Q&A with Professor of Built Environment Visualisation, Richard Laing

Q&A with Professor of Built Environment Visualisation, Richard Laing, whose research concentrates on the subject of visualisation and its use within public evaluation of open space, built heritage and urban design.

Richard Laing 2015

  • Can you tell us a bit about your work / research relating to smart cities?

Over a period of many years, we have been involved in research which has considered how computers, visualisation and IT might affect the ways in which we plan, design, use and interact within cities. This has included the use of computer games, online collaboration and the involvement of communities in our work, with the most recent work concerning mobility in Aberdeen and the Shire. The rapid development of technology to assist people to have a higher quality of life is exciting, and might signal a future which is brighter.


  • What kind of impact could this have locally and how could the general public benefit?

Within Aberdeen, we have already seen the rollout of sophisticated and highly effective methods of improving traffic flow, which in turn reduces emissions and pollution. In the coming years, we will see this extending to the generation and use of energy across the city, and the general public will be much more able to monitor, control and influence how this might be of benefit to them personally. Smart cities are maybe facilitated by technology, and the overall aim is to improve quality of life.


  • How is technology shaping the future of architecture and the built environment?

The ways in which we design and use buildings and towns are already heavily influenced by technology, including the use of sensors and responsive technology in terms of energy, intelligent transport, buildings which can be flexible for different uses and communication. The advent of driverless vehicles will bring challenges in terms of road congestion, but could also bring real opportunities in terms of access. The potential impact of such technology on how we live, work and play is becoming apparent, and will form a major strand of our applied research in the coming years.


  • Are there any negative implications? Could new technology replace human jobs?
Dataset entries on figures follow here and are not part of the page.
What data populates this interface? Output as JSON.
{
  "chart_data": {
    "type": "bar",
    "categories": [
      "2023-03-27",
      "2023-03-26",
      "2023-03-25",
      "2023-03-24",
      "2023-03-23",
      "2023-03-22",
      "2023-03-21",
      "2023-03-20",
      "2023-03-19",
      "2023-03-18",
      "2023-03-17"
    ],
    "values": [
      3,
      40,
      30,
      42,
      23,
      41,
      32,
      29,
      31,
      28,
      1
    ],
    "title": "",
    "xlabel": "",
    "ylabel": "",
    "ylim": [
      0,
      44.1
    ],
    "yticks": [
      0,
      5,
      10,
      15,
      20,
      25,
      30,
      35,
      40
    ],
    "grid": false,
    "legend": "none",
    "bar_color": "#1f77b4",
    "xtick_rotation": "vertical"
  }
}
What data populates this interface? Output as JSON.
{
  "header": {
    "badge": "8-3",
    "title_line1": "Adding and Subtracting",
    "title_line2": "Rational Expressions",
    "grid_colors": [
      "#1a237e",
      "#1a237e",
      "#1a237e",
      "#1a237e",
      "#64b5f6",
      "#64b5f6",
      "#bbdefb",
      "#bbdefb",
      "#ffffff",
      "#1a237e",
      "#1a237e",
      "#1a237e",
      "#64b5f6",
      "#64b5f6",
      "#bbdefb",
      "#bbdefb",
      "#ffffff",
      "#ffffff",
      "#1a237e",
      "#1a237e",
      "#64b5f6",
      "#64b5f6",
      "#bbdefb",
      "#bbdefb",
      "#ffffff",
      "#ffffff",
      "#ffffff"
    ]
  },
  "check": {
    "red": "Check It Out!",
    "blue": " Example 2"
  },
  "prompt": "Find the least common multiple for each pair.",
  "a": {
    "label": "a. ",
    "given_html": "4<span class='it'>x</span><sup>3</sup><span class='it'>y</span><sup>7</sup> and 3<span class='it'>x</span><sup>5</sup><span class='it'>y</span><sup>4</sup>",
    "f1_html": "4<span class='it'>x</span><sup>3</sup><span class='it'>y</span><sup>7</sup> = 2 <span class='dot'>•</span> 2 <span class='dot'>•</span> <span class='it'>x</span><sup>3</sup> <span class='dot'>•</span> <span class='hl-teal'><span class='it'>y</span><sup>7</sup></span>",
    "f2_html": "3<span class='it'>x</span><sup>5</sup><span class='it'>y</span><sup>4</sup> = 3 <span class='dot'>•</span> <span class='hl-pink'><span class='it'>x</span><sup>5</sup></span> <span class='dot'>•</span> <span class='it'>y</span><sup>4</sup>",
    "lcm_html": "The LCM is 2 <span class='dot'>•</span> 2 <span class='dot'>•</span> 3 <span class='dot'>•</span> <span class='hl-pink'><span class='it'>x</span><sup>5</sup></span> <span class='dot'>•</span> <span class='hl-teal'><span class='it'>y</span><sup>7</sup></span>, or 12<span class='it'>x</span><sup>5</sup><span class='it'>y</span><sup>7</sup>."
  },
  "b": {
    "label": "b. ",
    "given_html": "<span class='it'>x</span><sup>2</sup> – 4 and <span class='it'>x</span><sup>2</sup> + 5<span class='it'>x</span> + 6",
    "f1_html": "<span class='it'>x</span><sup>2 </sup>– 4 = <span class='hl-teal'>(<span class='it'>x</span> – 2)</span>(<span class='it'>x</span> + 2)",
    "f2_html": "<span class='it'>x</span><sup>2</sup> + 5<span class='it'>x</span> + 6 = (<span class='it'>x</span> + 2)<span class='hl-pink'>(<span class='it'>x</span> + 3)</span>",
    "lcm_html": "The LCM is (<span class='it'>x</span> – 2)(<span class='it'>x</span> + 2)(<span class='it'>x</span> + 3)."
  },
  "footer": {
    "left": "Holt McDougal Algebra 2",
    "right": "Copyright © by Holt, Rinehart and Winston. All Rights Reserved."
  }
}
Yes. However, we should not presume that technology will herald a dystopian 'Blade Runner' future. Whilst it is likely that robotics will lead to the displacement of some tasks - we are already seeing this in terms of offsite manufacture - this is not new. For example, my Uncle Sam was a highly skilled typesetter, with his abilities in demand in newspapers from Vancouver to Scotland. Digital technology has over time meant that manual typesetting is now largely undertaken using computers, but this simply meant that Sam's main skills - visual arrangement and visual design - became even more important. Technology will help us to automate repetitive tasks, but the human mind and creativity - in all senses of the word - will always be needed.


Professor Laing is Research Strategic Lead at RGU’s Scott Sutherland School of Architecture and Built Environment.